Dalam undang-undang terdapat dua cara untuk membagi warisan berdasarkan hukum Perdata, yaitu secara ab intestato (ahli waris menurut ketentuan undang-undang) dan testameinteir (ahli waris karena ditunjuk dalam surat wasiat). Dimana pembagian waris berdasarkan ab intestato diatur mengenai ahli waris yang berhak menerima warisan yaitu para keluarga sedarah, baik sah maupun di luar kawin, dan suami istri. Sedangkan pembagian waris berdasarkan testameinteir dijelaskan dalam Pasal 874 KUHPerdata yang menjelaskan bahwa sebagian harta warisan dapat dibagikan sesuai undang-undang (pembagian berdasarkan golongan) dan sebagian harta warisan lagi dapat dibuat sebagai wasiat.

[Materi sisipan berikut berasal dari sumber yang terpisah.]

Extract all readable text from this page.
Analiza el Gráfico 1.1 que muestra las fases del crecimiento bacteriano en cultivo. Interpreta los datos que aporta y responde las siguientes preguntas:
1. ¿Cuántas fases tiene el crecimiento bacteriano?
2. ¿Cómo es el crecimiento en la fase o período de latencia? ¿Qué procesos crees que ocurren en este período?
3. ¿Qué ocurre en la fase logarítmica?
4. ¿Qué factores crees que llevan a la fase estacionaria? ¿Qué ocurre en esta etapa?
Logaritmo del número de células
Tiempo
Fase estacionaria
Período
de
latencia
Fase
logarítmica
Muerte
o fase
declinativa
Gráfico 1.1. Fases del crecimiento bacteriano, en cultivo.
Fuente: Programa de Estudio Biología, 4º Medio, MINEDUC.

Terbukanya suatu warisan membuka juga kesempatan untuk seorang ahli waris dapat memilih apakah ia akan menerima, menolak, atau menerima harta warisan tersebut dengan syarat tertentu. Dengan terbukanya pilihan bagi seorang ahli waris, maka terdapat peraturan-peraturan yang berlaku dalam hal penerimaan atau penolakan warisan.
Pihak-pihak yang berhak menuntut pembagian harta antara lain ahli waris, ahli waris dari ahli waris, orang yang membeli hak seorang ahli waris atas sebagian harta warisan, dan kreditur. Sedangkan kreditur dari pewaris tidak boleh menuntut pembagian harta warisan karena mereka dapat menuntut penyerahan barang yang sebelumnya sudah diberikan kepadanya secara legaat atau dapat menagih pembayaran piutangnya.
Disamping itu dalam undang-undang juga diatur mengenai syarat umum untuk membagikan dan mendapatkan harta warisan. Namun yang perlu diperhatikan terdapat harta kekayaan yang tidak dapat diwariskan, bentuk harta kekayaan (hak dan kewajiban) yang tidak dapat diwariskan jumlahnya lebih sedikit dibandingkan dengan harta kekayaan yang dapat diwariskan. Contohnya Hak dan Kewajiban dari Perjanjian Pemberian Kuasa, Hak dan Kewajiban dari Perjanjian Kerja, dan sebagainya.